Ben Lieberman (left) and his son, Evan, who died in a car accident in 2011 when he was 19 years old. Ben Lieberman is behind a bill in New York that allows police to examine drivers' phones at the scene of an accident. (Courtesy of Ben Lieberman)

"There's a huge misunderstanding out there that police will look at phones at a crash, or that they subpoena the phone records afterwards," Lieberman says. "Those are both very huge misconceptions."

Law enforcement can subpoena records from the phone company or ask a judge for a warrant to search the phone itself. Sometimes, police and prosecutors will do that, especially for a major crash with fatalities. But they don't always do it because it takes a lot of money and time for cases that can be hard to prove.

"Oftentimes, drivers aren't willing to admit that they were texting on their cellphone or they were distracted by some other source," says Tom Dingus, director of the Virginia Tech Transportation Institute. "It's just underreported."

Police accident reports say distraction is a factor in less than 20 percent of crashes. But Dingus thinks the real number is much higher. When researchers at Virginia Tech put cameras in cars, they found that distracted drivers account for almost 70 percent of crashes.

"They're looking at a cellphone, they're talking on a handheld phone, they're tuning a radio." Dingus says. "All of those things."

How to Know If a Driver Was Texting

Nearly all states have made it illegal to text and drive. Some, like Utah, Illinois and New Jersey, impose big fines on drivers who get caught. But enforcement can be difficult.

In New York, Lieberman is proposing something that's never been tried before. He wants to build an electronic device that could plug right into a cellphone and tell police whether it was in use at the time of the crash. Lieberman insists it would be designed not to look at sensitive stuff such as personal communications.

The device is called the "textalyzer." Think breathalyzer, but for text messages and other electronic distractions.

"You know, it's not gonna have any embarrassing conversations, any embarrassing pictures. It's just gonna show text in, text out," Lieberman says. "I don't think that you have to surrender all your privacy rights to get this right."

He has been talking to the company Cellebrite about actually building the "textalyzer." An accompanying bill has been introduced in the New York legislature.

But civil liberties advocates have big concerns.

"There are so many ways in which somebody could be using the phone in a car that is not a violation of any laws," says Mariko Hirose, a lawyer with the New York Civil Liberties Union.

For example, the driver might be looking at a map, pulling over to the side of the road to send a text or using voice-activation software.

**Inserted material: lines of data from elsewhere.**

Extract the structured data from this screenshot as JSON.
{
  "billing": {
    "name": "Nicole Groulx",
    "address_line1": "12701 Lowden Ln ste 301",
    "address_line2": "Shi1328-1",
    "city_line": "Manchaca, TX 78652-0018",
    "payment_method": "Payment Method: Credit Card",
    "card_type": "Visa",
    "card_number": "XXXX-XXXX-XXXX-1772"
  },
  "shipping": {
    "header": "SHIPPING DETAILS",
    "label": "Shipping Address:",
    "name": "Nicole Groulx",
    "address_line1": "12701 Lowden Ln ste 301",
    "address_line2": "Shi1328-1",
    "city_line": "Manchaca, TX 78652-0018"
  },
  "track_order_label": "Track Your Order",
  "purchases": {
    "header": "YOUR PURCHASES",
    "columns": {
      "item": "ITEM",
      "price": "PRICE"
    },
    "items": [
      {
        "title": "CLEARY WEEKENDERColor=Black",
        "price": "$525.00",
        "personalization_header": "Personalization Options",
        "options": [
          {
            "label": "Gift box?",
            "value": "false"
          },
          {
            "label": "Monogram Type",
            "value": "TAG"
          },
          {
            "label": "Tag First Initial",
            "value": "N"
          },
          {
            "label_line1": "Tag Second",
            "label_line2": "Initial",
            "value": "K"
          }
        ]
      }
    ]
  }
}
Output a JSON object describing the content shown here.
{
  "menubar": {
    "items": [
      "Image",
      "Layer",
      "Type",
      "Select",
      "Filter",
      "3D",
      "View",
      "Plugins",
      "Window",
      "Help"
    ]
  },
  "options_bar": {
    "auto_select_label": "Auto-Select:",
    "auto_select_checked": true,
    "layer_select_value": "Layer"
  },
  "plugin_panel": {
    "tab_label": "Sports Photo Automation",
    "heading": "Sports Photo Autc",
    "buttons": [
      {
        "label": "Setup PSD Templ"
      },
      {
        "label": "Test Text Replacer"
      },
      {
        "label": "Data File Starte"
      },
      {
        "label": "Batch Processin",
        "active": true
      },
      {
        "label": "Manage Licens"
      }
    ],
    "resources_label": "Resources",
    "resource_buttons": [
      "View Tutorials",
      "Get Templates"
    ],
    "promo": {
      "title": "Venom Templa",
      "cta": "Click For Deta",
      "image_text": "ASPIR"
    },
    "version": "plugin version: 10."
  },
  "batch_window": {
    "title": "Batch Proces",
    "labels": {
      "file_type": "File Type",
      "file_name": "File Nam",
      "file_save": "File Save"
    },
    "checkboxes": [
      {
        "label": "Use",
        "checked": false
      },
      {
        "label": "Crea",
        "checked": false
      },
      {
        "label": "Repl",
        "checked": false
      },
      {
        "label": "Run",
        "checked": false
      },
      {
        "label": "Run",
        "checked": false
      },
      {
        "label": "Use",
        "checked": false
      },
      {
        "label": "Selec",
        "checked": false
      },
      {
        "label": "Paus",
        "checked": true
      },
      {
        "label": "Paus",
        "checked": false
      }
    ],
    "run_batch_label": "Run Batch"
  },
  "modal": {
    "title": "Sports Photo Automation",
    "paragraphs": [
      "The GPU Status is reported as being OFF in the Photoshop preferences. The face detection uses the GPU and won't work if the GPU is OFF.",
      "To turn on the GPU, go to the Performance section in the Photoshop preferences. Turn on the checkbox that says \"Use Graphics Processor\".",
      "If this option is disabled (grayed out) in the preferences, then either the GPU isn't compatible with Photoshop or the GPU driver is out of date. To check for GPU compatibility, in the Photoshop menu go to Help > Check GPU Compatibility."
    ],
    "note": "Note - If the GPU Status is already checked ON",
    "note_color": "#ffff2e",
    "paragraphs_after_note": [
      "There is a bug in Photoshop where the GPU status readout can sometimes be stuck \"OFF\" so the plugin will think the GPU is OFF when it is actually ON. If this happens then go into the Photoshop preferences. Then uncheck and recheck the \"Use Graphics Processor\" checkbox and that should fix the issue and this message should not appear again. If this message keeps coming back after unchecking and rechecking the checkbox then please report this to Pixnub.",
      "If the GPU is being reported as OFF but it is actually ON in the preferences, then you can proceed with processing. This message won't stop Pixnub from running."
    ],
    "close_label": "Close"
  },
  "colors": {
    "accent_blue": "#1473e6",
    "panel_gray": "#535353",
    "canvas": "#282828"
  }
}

The list goes on.

That's not Hirose's only concern.

"This bill is simply providing a way for law enforcement to get around the privacy protections that apply to a cellphone," Hirose says.

But Dingus says the "textalyzer" is worth a try.

"You're putting other people at risk when you drive and text, or drive and check stocks," Dingus says. "It's not just your privacy. You're putting other people at risk."

Maybe the threat of getting caught will help convince more drivers to put down their phones.